GEOFF WHITINGTON: It wasn't very long before I enjoyed it, and I think even now, even for a quick run, I think I would still prefer cycling. It's fantastic.

GUPTA: The ultimate goal was riding a 100 mile bike race through London.

IAN WHITINGTON, GEOFF'S SON: Without that cycling, he never would have made it because that gave him something. It almost replaced those, the junk food, the other foods he was on that gave him the same rush, the same feeling of, you know, excitement, just going for a bike ride.

GUPTA: Still, the goal of 100 mile race through London seemed out of reach to Geoff. It was almost derailed completely when they received devastating news during an MRI scan to check the progress of his health.

IAN WHITINGTON: When your whole world hangs on fixing dad, there's one word you can't afford to hear.

The results of the pancreas and liver were brilliant, but we did find kidney cancer. First of all tumors, it was using the MRI scan that we found that out. It was a bit of a shock at the time because we had put so much into this project. We rode a long way with it, and it was a very personal thing for all of us. And to actually be there when they found that was suddenly like, could this be the end of it?

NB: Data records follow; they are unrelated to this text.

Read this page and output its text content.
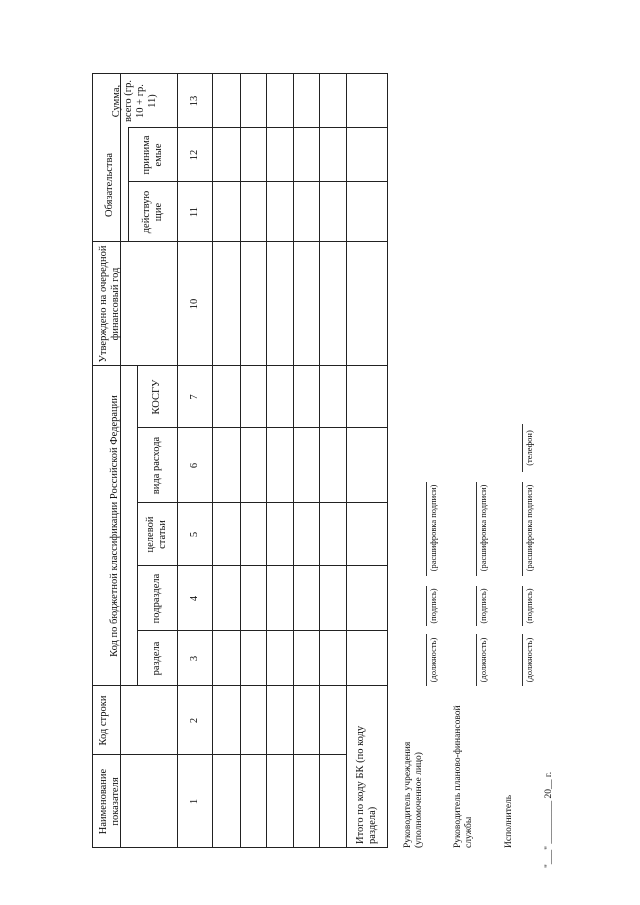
Наименование показателя
Код строки
Код по бюджетной классификации Российской Федерации
раздела
подраздела
целевой статьи
вида расхода
КОСГУ
Утверждено на очередной финансовый год
Обязательства	действую щие
принима емые
Сумма, всего (гр. 10 + гр. 11)
1
2
3
4
5
6
7
10
11
12
13
Итого по коду БК (по коду раздела)	Руководитель учреждения (уполномоченное лицо)
(должность)
(подпись)
(расшифровка подписи)
Руководитель планово-финансовой службы
(должность)
(подпись)
(расшифровка подписи)
Исполнитель
(должность)
(подпись)
(расшифровка подписи)
(телефон)
"___" _________ 20__ г.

GEOFF WHITINGTON: And I'm thinking, you know, that's it. All of this has been for nothing. What we've done so far was actually nothing. They did the operation and realized they got it, got it out, and it's cured. And that made me realize that there was -- terrified of this disease, this cancer. And it wasn't going to be the thing that kills me. The thing that was going to kill me was this thing I've been living with my life the last 15 years.

GUPTA: Geoff underwent a successful operation to remove the tumor, refocused, and then got back on his bike. Soon it was race-time. Geoff crossed the finish line like a new man.

Today, he's still cycling, keeping the weight off and is more fit than he's ever been in his life. Most of all, his blood sugar are normal, circulation returned to his diabetic foot, and the ulcers have healed. It appears he and his sons are reversing the course of his Type 2 diabetes together.

ANTHONY WHITINGTON: Our relationship closer. We have terrible battles still, but now he's working with us and we've got this project going. So it's a bit close for comfort sometimes, but we all have a deeper level of relationship, definitely. So I think we spend more time together and understand each other. It was emotional we really got --

[14:55:00] IAN WHITINGTON: We've been through a lot in the last few years. It's made us all so much closer, and that's only because of the project, really. Otherwise, who knows where he might be now. We'd probably sit here regretting it.

GEOFF: I just love them to bits, and I'll do anything for them now. And I think I probably always would have done, but what they've done for me, I could never thank them enough for. Literally they saved my life.

GUPTA: Jeff, Anthony, and Ian are now sharing their experiences with other families battling diabetes. They even have a trip planned to the United States, are in talks with the American Diabetes Association to mentor other families and also share Jeff's love of cycling. Whether it's a high-tech treatment or lifestyle changes like diet and exercise combined with support from doctors and loved ones, it does seem that there's more hope than ever after a diagnosis.

For "Vital Signs," I'm Dr. Sanjay Gupta.